A plodding study of the background, dynamics, and historical
treatments of the Rhineland massacre of Jews in the First Crusade.
Chazan (Hebrew and Judaic Studies/New York Univ.) turns a
potentially compelling article into an overly long book, with
needless repetition and analysis, and too many awkward sentences
like the following: "The foregoing survey of the destruction of the
Jewish communities of Worms, Mainz, and Cologne has served to
concretize this sense of an unanticipated crisis seemingly erupting
overnight." What does emerge are some insights into a uniquely gory
and (possibly) glorious chapter of diaspora Jewish history from
nine hundred years ago. We learn that the pope-inspired crusade was
taken over by out-of-control German peasant mobs, aided by local
burghers who wanted Jews eliminated as competitors rather than
killed in Christ's honor. To avoid torture and forcible conversion
by the towns' bloodthirsty mob, almost the entire Jewish population
of 3,000 opted for suicide. While the sketchy records of this
unique bloodbath are liturgical in style, elegiac in tone, and
written 36 years after the fact, Chazan analyzes them as though
they were scripture. He quotes Maimonides in pointing out the
problems of Jewish law involved with parents slaughtering their
children, but there are other occasions where Chazan seems to have
little grasp of basic Jewish theology. He does not, for instance,
see antimaterial and antisexual passages as aberrant.

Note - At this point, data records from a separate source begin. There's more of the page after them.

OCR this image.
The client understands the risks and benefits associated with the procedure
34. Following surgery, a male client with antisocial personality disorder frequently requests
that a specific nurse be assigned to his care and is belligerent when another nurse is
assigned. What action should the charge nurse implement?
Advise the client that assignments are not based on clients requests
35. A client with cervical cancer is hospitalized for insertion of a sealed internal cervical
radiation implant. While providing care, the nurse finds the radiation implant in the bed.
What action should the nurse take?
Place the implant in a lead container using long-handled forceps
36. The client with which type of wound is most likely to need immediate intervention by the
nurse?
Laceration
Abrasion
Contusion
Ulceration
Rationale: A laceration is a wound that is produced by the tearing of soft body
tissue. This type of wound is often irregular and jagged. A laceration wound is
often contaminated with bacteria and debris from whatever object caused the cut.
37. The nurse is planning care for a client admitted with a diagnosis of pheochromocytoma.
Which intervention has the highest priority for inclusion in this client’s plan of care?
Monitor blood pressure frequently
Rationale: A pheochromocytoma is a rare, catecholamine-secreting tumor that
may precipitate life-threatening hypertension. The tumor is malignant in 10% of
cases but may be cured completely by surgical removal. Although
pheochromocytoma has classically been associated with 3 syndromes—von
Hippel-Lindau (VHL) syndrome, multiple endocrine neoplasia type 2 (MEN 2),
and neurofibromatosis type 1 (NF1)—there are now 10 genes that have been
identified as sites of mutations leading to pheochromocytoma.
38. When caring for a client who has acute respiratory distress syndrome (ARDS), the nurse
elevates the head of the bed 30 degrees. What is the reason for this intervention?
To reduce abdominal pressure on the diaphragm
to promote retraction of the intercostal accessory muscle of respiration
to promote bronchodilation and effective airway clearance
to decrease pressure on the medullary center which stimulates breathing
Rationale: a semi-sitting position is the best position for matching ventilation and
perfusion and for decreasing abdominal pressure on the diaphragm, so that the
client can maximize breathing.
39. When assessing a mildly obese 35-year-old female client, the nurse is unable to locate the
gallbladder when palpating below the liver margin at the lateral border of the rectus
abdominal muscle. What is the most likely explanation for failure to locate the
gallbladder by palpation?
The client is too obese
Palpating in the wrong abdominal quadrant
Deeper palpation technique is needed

As Chazan
views the events of 1096 in historical perspective, he sees the
political struggle of Masada eclipsing the religious conflict of
the Rhineland as the modern paradigm of extreme Jewish resistance
in the face of imminent destruction. Given its limitations, the
book will chiefly be of interest to students of medieval Jewish
history. (Kirkus Reviews)
In 1996 the world commemorated the 900th anniversary of the First
Crusade or, more precisely, of the pogroms unleashed by the crusade
upon the Jews of the Rhineland. In the Year 1096...presents a
clear, highly readable chronicle of the events of 1096. Noted
teacher and historian Robert Chazan brings readers to critical
moments in Jewish history, illuminating the events themselves,
their antecedents the significance of the events of 1096 within the
larger framework of Jewish history, including both the scope of
persecution and the record of Jewish resistance.